Warren’s Work and Words
Personal Note by June Krupsaw (wife)
I fell in love with his work before I ever met him.
It was 1980, in Washington D.C. at the Mazza Gallery, where several of his color photographs were on display as part of an “Ivy League Art Show.” When I got close enough to see the name on the print, I was stunned to discover that it was my same maiden name. I had to meet him. Unlike a lot of names, all the KRUPSAW’s were related. Right away, the idea of doing a book together came to mind. I’d do the poetry; he’d do the pictures.
I wrote him soon after and he responded. He turned out to be a third cousin mutually unknown to each other until then. One thing led to another and, long story short, we’ve now been married 26 years.
In the first few years of being together, I arranged exhibitions of his work at a number of places local to me in D.C. including The National Academy of Science and Children’s Hospital (where sick children would write him notes about how comforting his work was to them).
Over the years, we’ve had the great, good fortune to travel and photograph in many visually thrilling places such as: Antarctica, New Zealand, Madagascar, Iceland, The Galapagos (separately), Costa Rica, along with parts of Western Europe, Canada, and the U.S., including Hawaii.

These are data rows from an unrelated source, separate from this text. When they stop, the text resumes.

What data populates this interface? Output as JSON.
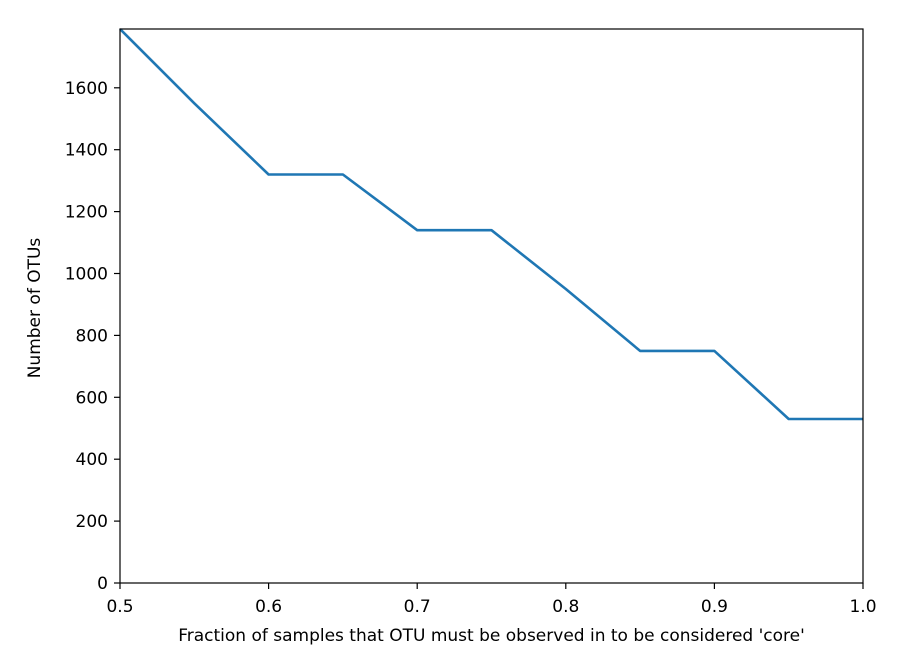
{
  "chart_data": {
    "type": "line",
    "title": "",
    "xlabel": "Fraction of samples that OTU must be observed in to be considered 'core'",
    "ylabel": "Number of OTUs",
    "xlim": [
      0.5,
      1.0
    ],
    "ylim": [
      0,
      1790
    ],
    "xticks": [
      0.5,
      0.6,
      0.7,
      0.8,
      0.9,
      1.0
    ],
    "xtick_labels": [
      "0.5",
      "0.6",
      "0.7",
      "0.8",
      "0.9",
      "1.0"
    ],
    "yticks": [
      0,
      200,
      400,
      600,
      800,
      1000,
      1200,
      1400,
      1600
    ],
    "ytick_labels": [
      "0",
      "200",
      "400",
      "600",
      "800",
      "1000",
      "1200",
      "1400",
      "1600"
    ],
    "grid": false,
    "color": "#1f77b4",
    "series": [
      {
        "x": [
          0.5,
          0.55,
          0.6,
          0.65,
          0.7,
          0.75,
          0.8,
          0.85,
          0.9,
          0.95,
          1.0
        ],
        "y": [
          1790,
          1550,
          1320,
          1320,
          1140,
          1140,
          950,
          750,
          750,
          530,
          530
        ]
      }
    ]
  }
}
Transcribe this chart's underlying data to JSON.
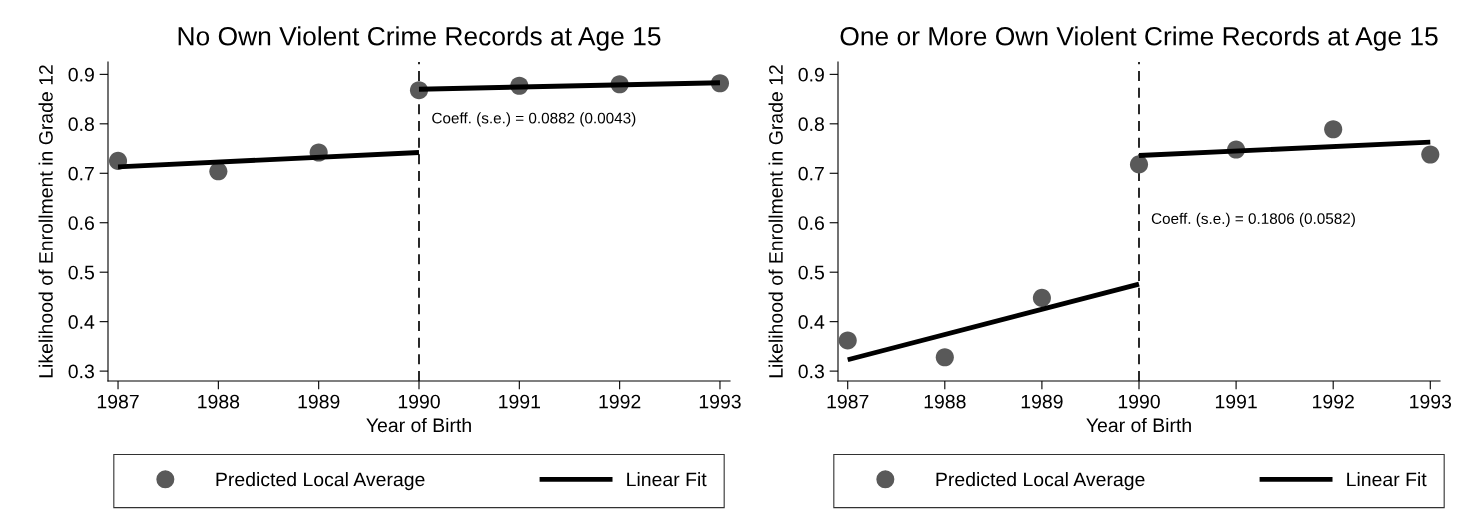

I’m still amazed by his ability to find subject matter ANYWHERE. We’ll be driving along some country road, he’ll stop, back-up, and point out something nobody would have seen. Next he finds the nearest place to pull over, gets out with his ever-ready camera, and checks it out. Sometimes “Yes,” sometimes “No,” but he takes the time for a closer look.
When he decides it’s a “go,” he prepares the background; it may need “help” (a random twig is removed, something distracting is plucked out, a bug is flicked off or left on). Occasionally I’m recruited to assist: hold up black cloth background, keep branches out of the way, when raining raise an umbrella over his tripod-mounted camera while he makes final adjustments, that sort of thing.
I’ll remove a sprouting onion from the refrigerator and that becomes a subject. He sees the early morning sun creating an interesting shadow angle as it illuminates my glasses on the counter and that becomes a subject. I bring back a Dandelion from my morning walk and challenge him to photograph it in a new and different way. He does it! It is as if he somehow thinks and sees in picture-making terms and then glorifies his subject.
His extreme Visual Awareness is not always a good thing in our day-to-day life, however. Around the house, for example, it’s not so wonderful when every little spot or new pile of stuff is scrutinized according to his visual standards of organization and aesthetics.
Yet, by revealing unseen surrounding beauty and going after it, our life together is as visually exciting, interesting, and gratifying as when I first met his work.